Франсуаза недоверчиво посмотрела на него:
— Извини, что я так долго. Я еще заходила к Бентону.
— Ты… Значит, ты все-таки… Ну и где они? Сколько у меня времени, чтобы выйти с поднятыми руками? — Он встал.
— Не надо! — воскликнула она и, бросив на пол пакет с продуктами, подбежала к двери спальни. — Не надо! Я ничего им не сказала. В «Нью-Йорк таймс» есть сообщение… Погоди, сейчас покажу. — Она выставила вперед левую руку, словно защищаясь, и вытащила из груды рассыпавшихся по полу продуктов газету. — Сейчас найду… Вот, смотри!
— Я уже видел это.
Значит, она и в самом деле поверила, что он сможет что-то сделать Джилл.
Франсуаза выпрямилась.
— На следующей неделе у меня кончается отпуск, и я все равно собиралась зайти в контору, а тут прочитала это сообщение и…
— Ты говорила с Бентоном?
— Да. Он сидит злой как черт. Эта заметка в газете совсем не его идея. Он, наоборот, не хотел никакого шума. Это маляры на лестнице вызвали «скорую помощь» и полицию. Потом примчались репортеры, стали вынюхивать и выспрашивать. А твое имя назвал тот тип, который свалился на лестнице. У него после травмы крыша поехала. Сколько шуму, сказал Джо, сколько шуму!
— Джо — это Бентон?
— Да. А ты знаешь, что тот, который упал в шахту лифта, сломал обе ноги?

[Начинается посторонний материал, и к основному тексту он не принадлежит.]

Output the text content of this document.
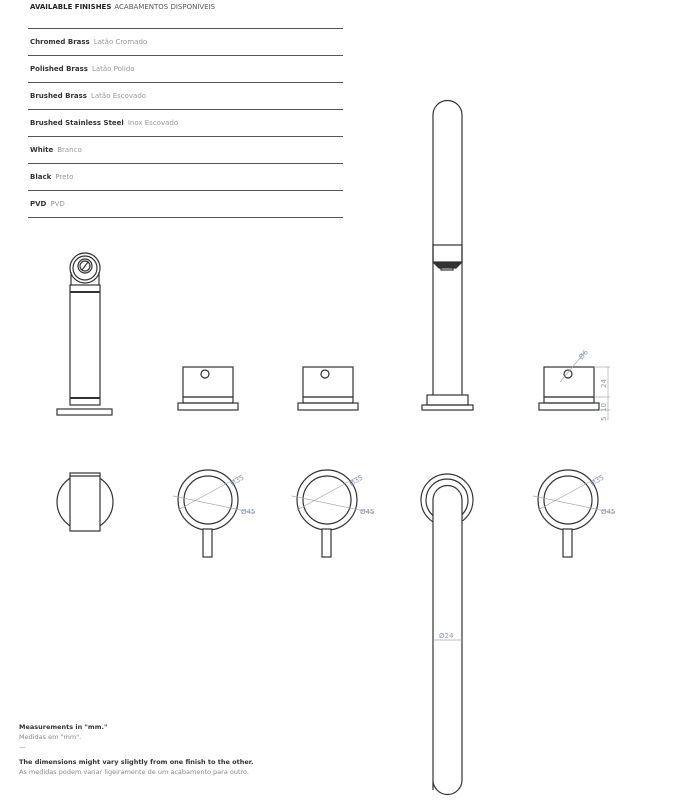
AVAILABLE FINISHES ACABAMENTOS DISPONÍVEIS
Chromed Brass Latão Cromado
Polished Brass Latão Polido
Brushed Brass Latão Escovado
Brushed Stainless Steel Inox Escovado
White Branco
Black Preto
PVD PVD
Ø6
24
10
5
Ø35
Ø45
Ø35
Ø45
Ø35
Ø45
Ø24
Measurements in "mm."
Medidas em "mm".
—
The dimensions might vary slightly from one finish to the other.
As medidas podem variar ligeiramente de um acabamento para outro.
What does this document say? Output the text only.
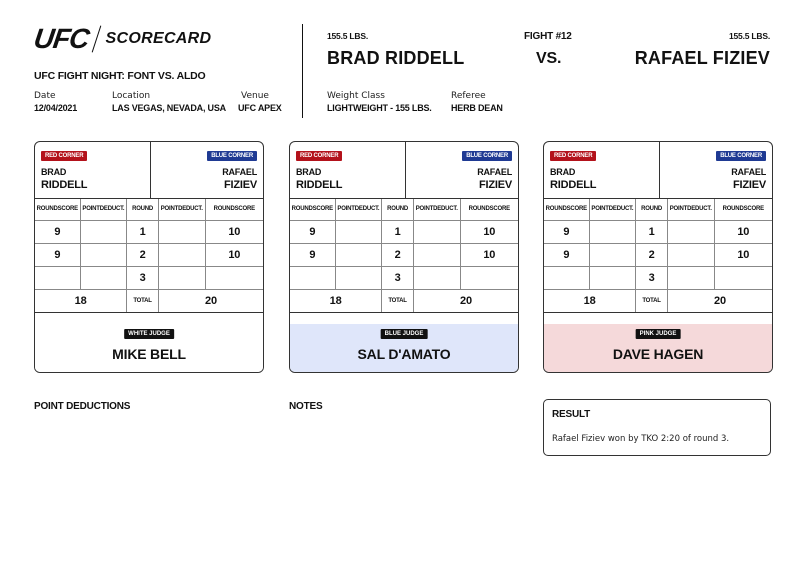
UFC SCORECARD
UFC FIGHT NIGHT: FONT VS. ALDO
Date
12/04/2021
Location
LAS VEGAS, NEVADA, USA
Venue
UFC APEX
155.5 LBS.
BRAD RIDDELL
FIGHT #12
VS.
155.5 LBS.
RAFAEL FIZIEV
Weight Class
LIGHTWEIGHT - 155 LBS.
Referee
HERB DEAN
RED CORNER	BLUE CORNER
BRAD
RIDDELL
RAFAEL
FIZIEV
ROUND SCORE POINT DEDUCT.	ROUND	POINT DEDUCT. ROUND SCORE
9	1	10
9	2	10
3
18	TOTAL	20
WHITE JUDGE
MIKE BELL
RED CORNER	BLUE CORNER
BRAD
RIDDELL
RAFAEL
FIZIEV
ROUND SCORE POINT DEDUCT.	ROUND	POINT DEDUCT. ROUND SCORE
9	1	10
9	2	10
3
18	TOTAL	20
BLUE JUDGE
SAL D'AMATO
RED CORNER	BLUE CORNER
BRAD
RIDDELL
RAFAEL
FIZIEV
ROUND SCORE POINT DEDUCT.	ROUND	POINT DEDUCT. ROUND SCORE
9	1	10
9	2	10
3
18	TOTAL	20
PINK JUDGE
DAVE HAGEN
POINT DEDUCTIONS	NOTES
RESULT
Rafael Fiziev won by TKO 2:20 of round 3.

— Откуда я могу это знать? У меня не было времени останавливаться и смотреть, как он там приземлился, удачно или нет.
— Зачем ты это сделал?
В ее голосе был слышен страх. Он стал для нее другим. Жестоким, холодным и опасным.
— Что он тебе говорил, этот Булнаков-Бентон-Джо? Черт, я уже скоро тоже буду называть эту скотину Свити или Хани![40]